“The images in this picture bring together the Jesus of the North and of the South. The Masai Christ of Africa is enthroned in a setting of spheres and squares, with Greek symbols of time and eternity; and surrounded by the traditional emblems of the four evangelists. Black theologians would however also stress the image of Jesus as warrior, an icon of liberation through struggle, and the Black Christ as victor, who has overcome and will do so again.” – The Christ We Share
The Masai Creed
We believe in the one High God of love who created the beautiful world and everything good in it. He created man and wanted man to be happy in the world. God loves the world and every nation and tribe in the world. We have known this God in darkness, and we now know God in the light. God promised in his book the Bible that he would save the world and all the nations and tribes.
We believe that God made good on his promise by sending his son, Jesus Christ, a man by the flesh, a Jew by tribe, born poor in a little village, who left his home and was always on safari, doing good, curing people by the power of God, teaching about God and man, showing that the meaning of religion is love. He was rejected by his people, tortured and nailed hands and feet to a cross, and died. He lay buried in the grave, but the hyenas did not touch him, and on the third day he rose from the grave. He ascended to the skies.
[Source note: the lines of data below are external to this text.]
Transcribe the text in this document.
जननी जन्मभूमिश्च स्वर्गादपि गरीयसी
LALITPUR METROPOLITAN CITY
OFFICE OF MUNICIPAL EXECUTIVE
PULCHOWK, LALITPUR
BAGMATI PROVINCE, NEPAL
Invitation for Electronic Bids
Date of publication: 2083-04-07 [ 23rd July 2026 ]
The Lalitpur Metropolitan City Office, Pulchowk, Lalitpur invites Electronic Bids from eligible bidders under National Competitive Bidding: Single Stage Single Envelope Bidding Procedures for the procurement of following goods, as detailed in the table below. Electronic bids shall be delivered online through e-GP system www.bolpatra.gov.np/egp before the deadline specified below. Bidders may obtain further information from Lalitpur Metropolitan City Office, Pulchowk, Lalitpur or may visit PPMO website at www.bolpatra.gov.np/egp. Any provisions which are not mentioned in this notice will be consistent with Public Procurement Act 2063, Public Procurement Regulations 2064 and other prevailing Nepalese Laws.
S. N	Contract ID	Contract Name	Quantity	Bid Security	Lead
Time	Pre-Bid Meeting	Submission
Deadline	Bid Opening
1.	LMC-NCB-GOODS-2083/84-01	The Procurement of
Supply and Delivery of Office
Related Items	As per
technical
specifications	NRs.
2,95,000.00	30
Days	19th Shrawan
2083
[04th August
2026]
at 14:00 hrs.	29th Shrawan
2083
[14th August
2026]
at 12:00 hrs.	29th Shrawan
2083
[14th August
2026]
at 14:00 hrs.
He is lord.
We believe that all our sins are forgiven through him. All who have faith in him must be sorry about their sins, be baptized in the Holy Spirit of God, live by the rules of love and share the bread together, to announce the good news to others until Jesus comes again. We are waiting for him. He is alive. He lives. This we believe. Amen
How does this image of Christ speak to you?
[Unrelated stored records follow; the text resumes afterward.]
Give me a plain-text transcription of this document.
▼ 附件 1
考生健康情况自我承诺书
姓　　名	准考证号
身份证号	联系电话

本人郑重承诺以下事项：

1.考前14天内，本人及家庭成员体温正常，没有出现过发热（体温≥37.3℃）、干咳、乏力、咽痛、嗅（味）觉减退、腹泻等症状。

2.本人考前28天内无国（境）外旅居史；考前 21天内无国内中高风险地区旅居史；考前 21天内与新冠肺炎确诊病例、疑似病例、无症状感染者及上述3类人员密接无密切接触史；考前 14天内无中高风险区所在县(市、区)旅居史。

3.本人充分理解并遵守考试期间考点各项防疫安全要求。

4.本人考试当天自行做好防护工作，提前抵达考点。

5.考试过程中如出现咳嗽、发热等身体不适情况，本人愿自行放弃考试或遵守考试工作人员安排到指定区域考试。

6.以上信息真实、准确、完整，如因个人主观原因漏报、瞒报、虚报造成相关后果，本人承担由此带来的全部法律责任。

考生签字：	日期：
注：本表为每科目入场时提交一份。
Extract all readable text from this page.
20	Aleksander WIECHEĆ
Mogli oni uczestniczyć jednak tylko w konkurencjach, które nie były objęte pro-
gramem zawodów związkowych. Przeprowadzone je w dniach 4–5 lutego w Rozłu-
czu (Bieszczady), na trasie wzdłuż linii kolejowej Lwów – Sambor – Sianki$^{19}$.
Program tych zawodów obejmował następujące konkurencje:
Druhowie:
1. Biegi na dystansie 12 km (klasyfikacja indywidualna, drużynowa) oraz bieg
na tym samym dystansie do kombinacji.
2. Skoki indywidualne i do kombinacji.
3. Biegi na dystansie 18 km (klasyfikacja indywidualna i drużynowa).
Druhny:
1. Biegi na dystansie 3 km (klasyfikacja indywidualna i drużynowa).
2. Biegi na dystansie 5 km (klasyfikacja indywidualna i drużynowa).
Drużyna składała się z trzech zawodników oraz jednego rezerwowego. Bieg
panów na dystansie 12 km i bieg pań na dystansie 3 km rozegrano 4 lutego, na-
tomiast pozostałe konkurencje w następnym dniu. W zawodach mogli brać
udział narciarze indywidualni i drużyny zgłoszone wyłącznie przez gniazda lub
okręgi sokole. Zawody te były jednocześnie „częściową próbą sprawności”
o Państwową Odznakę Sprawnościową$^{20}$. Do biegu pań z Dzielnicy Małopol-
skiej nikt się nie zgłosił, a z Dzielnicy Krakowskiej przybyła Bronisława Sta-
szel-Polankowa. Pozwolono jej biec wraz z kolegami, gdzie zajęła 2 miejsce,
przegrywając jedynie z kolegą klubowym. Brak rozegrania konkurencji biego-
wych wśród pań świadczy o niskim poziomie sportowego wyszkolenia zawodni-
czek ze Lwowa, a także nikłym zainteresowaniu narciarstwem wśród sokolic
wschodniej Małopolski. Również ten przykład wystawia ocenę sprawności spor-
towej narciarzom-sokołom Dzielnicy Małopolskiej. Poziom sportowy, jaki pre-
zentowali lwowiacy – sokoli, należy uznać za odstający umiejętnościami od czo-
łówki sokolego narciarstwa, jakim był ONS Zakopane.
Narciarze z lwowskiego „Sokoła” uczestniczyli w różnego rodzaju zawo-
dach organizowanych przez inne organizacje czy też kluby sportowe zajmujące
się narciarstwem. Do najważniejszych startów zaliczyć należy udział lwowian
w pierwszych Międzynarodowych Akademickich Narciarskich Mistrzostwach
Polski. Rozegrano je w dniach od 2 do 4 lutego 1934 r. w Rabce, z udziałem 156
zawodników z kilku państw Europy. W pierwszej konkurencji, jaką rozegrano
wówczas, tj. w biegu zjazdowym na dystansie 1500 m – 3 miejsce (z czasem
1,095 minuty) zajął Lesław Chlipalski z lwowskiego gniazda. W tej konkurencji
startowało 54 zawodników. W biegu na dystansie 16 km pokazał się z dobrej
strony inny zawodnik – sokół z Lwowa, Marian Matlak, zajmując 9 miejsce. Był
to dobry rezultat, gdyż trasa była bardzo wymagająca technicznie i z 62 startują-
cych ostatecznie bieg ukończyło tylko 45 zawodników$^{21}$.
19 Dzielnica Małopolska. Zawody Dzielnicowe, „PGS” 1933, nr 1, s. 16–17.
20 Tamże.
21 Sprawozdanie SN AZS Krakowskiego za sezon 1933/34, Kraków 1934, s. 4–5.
If you were to write your own creed, or draw your own image, what would it look like?
In Entering the Passion of Jesus, author, professor, and biblical scholar Amy-Jill Levine explores the biblical texts surrounding the Passion story. She shows us how the text raises ethical and spiritual questions for the reader, and how we all face risk in our Christian experience.
Picture yourself as a part of the crowd, what are you crying out?
Are you thinking of a political revolution, or of peace?
What do you need saving from today?
What does our community need to be saved from today?
“Christians will be found in the neighbourhood of Jesus – but Jesus is found in the neighbourhood of human confusion and suffering, defencelessly alongside those in need. If being baptized is being led to where Jesus is, then being baptized is being led towards the chaos and the neediness of a humanity that has forgotten its own destiny.”Rowan Williams, Being Christian
Where do you find Jesus in your neighbourhood?
Six days before the Passover Jesus came to Bethany, the home of Lazarus, whom he had raised from the dead.
There they gave a dinner for him. Martha served, and Lazarus was one of those at the table with him.
Mary took a pound of costly perfume made of pure nard, anointed Jesus’ feet, and wiped them with her hair. The house was filled with the fragrance of the perfume.
But Judas Iscariot, one of his disciples (the one who was about to betray him), said, “Why was this perfume not sold for three hundred denarii and the money given to the poor?” (He said this not because he cared about the poor, but because he was a thief; he kept the common purse and used to steal what was put into it.)
Jesus said, “Leave her alone. She bought it so that she might keep it for the day of my burial.
You always have the poor with you, but you do not always have me.”
What are you willing to place at the feet of Jesus this Lent?
What have you been saving for the right time, perhaps today is the day?